In un nero spazio scenico, scevro da modernismi visivi, nudo e percosso soltanto da sprazzi di luce, Giulio Bosetti, qui regista e interprete con Marina Bonfigli e Sandra Franzo, umanizza l’insanabile dissidio fra legge civile e legge morale e crea uno spettacolo di limpido e spietato rigore in cui a contare non è che la Parola del poeta, restituita appieno dai nuovi versi in tutta la sua tragica verità. Una Parola, come ha scritto lo stesso Bosetti, che illumina e tenta di svelare il mistero eterno dell’uomo diviso fra coscienza e dovere.

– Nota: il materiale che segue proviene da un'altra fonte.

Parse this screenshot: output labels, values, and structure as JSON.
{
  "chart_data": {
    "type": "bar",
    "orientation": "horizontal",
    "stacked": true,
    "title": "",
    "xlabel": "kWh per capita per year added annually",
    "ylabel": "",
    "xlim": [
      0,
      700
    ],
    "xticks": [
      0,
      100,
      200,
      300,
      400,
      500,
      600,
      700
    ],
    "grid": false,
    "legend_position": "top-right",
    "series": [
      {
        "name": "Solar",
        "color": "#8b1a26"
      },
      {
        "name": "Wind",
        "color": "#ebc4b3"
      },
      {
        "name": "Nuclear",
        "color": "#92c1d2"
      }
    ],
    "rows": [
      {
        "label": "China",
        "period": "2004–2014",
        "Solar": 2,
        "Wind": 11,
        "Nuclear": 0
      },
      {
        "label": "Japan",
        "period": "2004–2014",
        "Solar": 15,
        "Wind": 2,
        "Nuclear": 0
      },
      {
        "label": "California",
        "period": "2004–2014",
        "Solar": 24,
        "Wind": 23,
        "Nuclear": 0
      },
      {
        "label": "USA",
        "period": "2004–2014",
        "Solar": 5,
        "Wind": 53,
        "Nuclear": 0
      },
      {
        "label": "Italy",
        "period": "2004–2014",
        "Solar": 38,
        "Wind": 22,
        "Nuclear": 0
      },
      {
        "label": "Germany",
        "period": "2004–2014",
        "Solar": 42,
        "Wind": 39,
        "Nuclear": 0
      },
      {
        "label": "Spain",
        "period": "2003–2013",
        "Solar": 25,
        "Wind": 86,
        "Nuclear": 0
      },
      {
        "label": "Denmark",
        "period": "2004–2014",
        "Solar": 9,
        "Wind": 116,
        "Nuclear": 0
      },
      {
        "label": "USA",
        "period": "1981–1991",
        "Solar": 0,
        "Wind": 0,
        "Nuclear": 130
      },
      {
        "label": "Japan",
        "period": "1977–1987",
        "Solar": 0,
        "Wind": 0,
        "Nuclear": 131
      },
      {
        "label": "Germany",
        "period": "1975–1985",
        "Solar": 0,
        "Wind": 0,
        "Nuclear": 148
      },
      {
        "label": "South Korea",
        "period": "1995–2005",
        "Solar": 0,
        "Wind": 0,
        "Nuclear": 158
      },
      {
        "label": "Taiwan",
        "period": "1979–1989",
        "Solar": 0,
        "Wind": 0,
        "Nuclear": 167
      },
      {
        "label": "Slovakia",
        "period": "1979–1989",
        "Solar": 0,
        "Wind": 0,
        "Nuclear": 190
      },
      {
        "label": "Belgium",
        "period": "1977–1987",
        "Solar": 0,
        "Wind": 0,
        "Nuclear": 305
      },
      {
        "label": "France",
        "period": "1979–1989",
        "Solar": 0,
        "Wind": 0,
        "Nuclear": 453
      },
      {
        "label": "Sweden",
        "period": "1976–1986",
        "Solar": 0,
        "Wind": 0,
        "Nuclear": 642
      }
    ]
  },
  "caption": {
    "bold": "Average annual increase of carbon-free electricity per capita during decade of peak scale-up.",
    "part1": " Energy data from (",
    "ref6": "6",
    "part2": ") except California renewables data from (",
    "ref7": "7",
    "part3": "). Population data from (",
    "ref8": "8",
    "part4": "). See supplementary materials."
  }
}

Dopo la lotta fratricida fra Eteocle e Polinice, conclusasi con la morte di entrambi, Creonte, fratello di Giocasta e re di Tebe ha ordinato che il corpo di Polinice resti insepolto fuori dalle mura della città, in balia di uccelli e animali rapaci, poiché ha osato muovere un esercito contro la Patria. Antigone, riconoscendo dentro di sé un dovere sancito da leggi divine non scritte, respinge tale disposizione e decide di seppellire il fratello, cercando inutilmente l’aiuto della sorella Ismene. Nonostante sappia che tale gesto la condanna a morte secondo il decreto di Creonte, la giovane riesce a portare a termine il suo proposito ma viene scoperta. Dopo il sacrificio di Antigone e le altre sciagure che si abbatteranno su di lui, Creonte resterà solo, annientato dalla disperazione, e come noi impotente a risolvere i contrasti di cui la tragedia sofoclea è da sempre metafora.